Adiar aplicação da regra que exclui ICMS do cálculo de PIS/ Cofins traria mais insegurança jurídica

publicado 16/06/2017 14h32, última modificação 16/06/2017 16h43
São Paulo – Para o jurista Humberto Ávila, descumprir regras afasta ainda mais os investimentos estrangeiros
Humberto Ávila

Humberto Ávila, do Humberto Ávila Advocacia: o princípio do respeito às regras é o mais importante para atrair a confiança dos investidores externos

Assim que o Supremo Tribunal Federal (STF) publicar o acórdão que confirma a exclusão do ICMS da base de cálculo do PIS e Cofins [reduzindo assim o valor dos impostos devidos pelas empresas], o governo vai entrar com recursos protelatórios para tentar adiar os efeitos da medida. A justificativa do governo é que se a medida for declarada inconstitucional, vai causar uma queda de arrecadação tributária em torno de 250 bilhões de reais.
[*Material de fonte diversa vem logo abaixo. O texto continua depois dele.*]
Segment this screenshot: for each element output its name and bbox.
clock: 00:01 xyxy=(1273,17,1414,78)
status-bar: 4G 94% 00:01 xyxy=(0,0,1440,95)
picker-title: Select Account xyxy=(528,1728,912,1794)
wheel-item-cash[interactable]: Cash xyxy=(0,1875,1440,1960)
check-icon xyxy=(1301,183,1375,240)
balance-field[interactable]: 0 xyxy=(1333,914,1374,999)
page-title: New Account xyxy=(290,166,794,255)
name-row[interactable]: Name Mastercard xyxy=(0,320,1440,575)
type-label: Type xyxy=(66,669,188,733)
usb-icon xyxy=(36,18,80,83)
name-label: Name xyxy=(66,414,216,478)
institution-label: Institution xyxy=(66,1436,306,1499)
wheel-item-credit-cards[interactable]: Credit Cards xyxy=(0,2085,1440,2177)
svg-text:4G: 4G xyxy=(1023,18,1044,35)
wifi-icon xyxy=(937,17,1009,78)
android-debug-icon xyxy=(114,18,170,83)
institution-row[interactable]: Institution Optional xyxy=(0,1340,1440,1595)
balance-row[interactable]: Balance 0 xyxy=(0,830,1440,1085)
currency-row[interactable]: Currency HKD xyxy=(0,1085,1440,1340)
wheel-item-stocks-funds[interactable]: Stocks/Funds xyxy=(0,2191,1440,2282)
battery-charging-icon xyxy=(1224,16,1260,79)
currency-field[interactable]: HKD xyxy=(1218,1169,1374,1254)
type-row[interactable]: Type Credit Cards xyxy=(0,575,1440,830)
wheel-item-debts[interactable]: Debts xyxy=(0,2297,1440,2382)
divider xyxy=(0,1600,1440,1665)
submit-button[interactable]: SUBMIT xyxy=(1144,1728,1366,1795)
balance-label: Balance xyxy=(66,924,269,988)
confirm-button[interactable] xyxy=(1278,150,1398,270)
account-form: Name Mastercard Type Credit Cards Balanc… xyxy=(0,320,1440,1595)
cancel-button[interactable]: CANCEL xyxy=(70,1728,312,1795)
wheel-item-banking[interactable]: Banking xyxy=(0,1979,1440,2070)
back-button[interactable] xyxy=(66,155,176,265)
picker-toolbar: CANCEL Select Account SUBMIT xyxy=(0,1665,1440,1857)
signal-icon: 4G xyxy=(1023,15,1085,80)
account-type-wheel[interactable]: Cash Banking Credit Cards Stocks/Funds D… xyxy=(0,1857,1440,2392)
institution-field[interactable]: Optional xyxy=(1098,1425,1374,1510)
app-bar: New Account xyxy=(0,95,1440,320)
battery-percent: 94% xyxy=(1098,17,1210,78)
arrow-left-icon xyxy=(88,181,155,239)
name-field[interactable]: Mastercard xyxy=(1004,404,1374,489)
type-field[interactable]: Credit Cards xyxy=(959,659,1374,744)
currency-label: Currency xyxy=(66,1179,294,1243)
O governo tem boa chance de reverter a decisão, na avaliação do jurista Humberto Ávila, fundador do Humberto Ávila Advocacia. Se acontecer, o fato mudaria uma regra estabelecida e acabaria gerando mais desconfiança entre os investidores estrangeiros em relação ao Brasil, disse, no comitê estratégico de Vice-presidentes e Diretores Jurídicos da Amcham – São Paulo na quarta-feira (14/6).
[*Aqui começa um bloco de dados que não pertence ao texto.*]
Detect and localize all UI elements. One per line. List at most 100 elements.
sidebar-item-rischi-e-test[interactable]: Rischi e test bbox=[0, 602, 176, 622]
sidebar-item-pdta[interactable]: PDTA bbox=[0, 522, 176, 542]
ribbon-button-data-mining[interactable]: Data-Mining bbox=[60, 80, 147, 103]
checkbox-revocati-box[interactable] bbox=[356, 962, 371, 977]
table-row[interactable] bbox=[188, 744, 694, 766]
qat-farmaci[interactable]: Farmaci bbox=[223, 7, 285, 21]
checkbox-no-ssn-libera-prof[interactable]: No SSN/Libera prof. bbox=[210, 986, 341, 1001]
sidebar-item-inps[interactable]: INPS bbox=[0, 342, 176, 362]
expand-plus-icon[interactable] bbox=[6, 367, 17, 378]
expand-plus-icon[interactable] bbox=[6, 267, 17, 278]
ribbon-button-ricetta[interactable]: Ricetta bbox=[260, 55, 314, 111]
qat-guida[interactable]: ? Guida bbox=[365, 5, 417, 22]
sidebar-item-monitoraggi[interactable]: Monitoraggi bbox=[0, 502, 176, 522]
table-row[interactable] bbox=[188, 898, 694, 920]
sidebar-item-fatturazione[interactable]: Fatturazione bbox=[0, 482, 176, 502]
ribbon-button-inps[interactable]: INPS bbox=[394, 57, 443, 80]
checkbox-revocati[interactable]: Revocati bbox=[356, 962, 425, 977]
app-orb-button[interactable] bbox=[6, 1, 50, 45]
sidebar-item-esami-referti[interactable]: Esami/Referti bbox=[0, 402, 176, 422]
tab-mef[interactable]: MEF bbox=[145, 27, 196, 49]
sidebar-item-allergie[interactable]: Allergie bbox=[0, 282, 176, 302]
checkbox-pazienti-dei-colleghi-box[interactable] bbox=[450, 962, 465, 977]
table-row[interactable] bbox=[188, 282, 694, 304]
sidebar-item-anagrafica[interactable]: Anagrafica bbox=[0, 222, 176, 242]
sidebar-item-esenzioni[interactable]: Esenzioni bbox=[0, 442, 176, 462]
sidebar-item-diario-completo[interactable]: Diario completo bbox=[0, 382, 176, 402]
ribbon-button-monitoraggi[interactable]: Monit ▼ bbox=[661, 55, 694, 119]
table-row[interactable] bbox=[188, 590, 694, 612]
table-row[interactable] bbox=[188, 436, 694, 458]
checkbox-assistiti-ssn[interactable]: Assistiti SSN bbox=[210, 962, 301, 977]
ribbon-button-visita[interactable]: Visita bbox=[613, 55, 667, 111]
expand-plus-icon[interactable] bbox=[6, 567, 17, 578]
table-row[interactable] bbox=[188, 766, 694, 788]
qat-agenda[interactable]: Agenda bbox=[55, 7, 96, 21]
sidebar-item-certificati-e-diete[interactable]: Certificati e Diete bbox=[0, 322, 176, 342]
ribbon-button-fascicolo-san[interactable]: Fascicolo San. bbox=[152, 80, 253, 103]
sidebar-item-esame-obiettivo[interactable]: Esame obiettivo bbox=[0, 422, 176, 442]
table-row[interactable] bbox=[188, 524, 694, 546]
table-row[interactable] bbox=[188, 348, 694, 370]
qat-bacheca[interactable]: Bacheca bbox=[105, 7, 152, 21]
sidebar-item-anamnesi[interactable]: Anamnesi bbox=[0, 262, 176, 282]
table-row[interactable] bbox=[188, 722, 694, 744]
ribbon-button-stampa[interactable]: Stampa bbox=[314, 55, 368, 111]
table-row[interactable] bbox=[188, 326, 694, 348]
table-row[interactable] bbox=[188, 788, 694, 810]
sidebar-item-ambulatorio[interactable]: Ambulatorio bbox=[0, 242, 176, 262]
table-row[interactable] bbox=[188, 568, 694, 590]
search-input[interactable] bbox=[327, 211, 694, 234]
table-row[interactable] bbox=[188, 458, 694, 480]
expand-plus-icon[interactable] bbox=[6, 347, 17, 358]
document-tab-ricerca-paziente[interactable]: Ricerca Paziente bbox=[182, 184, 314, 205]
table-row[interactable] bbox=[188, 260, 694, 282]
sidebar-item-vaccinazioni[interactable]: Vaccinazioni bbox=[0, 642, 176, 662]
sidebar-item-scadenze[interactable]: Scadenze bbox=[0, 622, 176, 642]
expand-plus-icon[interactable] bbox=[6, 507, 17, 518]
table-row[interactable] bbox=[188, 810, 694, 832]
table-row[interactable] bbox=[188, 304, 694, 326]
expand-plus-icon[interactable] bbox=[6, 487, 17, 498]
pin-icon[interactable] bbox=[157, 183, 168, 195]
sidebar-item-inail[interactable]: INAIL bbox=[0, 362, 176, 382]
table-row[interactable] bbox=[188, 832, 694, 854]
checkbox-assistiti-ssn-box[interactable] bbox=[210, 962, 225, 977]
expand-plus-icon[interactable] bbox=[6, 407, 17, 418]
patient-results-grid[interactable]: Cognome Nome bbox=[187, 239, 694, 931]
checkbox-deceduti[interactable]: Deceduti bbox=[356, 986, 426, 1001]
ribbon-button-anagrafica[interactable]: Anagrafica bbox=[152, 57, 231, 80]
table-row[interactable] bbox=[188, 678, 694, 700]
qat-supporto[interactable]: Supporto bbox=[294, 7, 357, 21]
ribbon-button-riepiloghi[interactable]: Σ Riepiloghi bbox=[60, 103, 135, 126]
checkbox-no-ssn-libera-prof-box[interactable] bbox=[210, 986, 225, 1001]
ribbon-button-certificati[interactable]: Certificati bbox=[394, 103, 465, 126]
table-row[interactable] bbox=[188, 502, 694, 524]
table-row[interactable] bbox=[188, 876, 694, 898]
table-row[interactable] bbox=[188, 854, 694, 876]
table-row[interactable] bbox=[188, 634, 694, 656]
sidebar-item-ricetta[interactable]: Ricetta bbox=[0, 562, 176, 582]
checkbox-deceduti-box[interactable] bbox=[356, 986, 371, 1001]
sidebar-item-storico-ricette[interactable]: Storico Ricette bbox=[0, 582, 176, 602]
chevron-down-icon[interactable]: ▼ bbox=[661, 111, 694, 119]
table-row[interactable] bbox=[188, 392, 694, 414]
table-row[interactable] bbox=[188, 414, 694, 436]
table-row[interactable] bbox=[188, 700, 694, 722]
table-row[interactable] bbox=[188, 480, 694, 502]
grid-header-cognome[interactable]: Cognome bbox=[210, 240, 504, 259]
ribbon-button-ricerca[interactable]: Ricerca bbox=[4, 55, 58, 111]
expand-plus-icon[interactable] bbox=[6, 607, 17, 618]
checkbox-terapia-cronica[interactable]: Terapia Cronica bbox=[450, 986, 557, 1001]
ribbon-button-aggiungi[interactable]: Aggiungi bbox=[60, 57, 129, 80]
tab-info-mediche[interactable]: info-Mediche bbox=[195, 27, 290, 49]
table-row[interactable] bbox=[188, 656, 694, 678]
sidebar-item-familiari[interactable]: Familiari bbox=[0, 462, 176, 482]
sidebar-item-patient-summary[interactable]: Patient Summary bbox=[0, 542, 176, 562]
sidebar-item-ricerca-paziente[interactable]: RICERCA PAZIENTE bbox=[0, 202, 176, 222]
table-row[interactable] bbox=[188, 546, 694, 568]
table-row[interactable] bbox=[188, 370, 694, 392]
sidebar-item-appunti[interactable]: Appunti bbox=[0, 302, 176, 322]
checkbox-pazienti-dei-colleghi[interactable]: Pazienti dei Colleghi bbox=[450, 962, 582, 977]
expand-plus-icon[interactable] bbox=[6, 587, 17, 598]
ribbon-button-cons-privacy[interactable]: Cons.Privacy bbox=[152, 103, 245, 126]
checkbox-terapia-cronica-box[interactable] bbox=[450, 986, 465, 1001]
Para ele, o princípio mais importante a ser seguido é o respeito às regras, e não o de impacto econômico. “Imagine o investidor externo que vê uma empresa pagar um tributo considerado inconstitucional, mas é o Estado que fica com o dinheiro. Temos que ir pelo argumento técnico. Descumpriu regra de competência, devolve o dinheiro e ponto final. Isso é obedecer às regras do jogo, independentemente dos efeitos”, argumenta Ávila. A regra de competência consiste na aplicação dos seus efeitos no mesmo período que ela foi editada.

Uma das formas de o governo evitar a redução é tentar adiar a vigência da medida. Quando a decisão do STF foi anunciada em março, a Procuradoria-Geral da Fazenda Nacional (PGFN) requereu a modulação da declaração de inconstitucionalidade para o início de 2018. Ou seja, os efeitos da decisão valeriam apenas no próximo ano, o que daria tempo ao governo de manter o cálculo de arrecadação inalterado em 2017.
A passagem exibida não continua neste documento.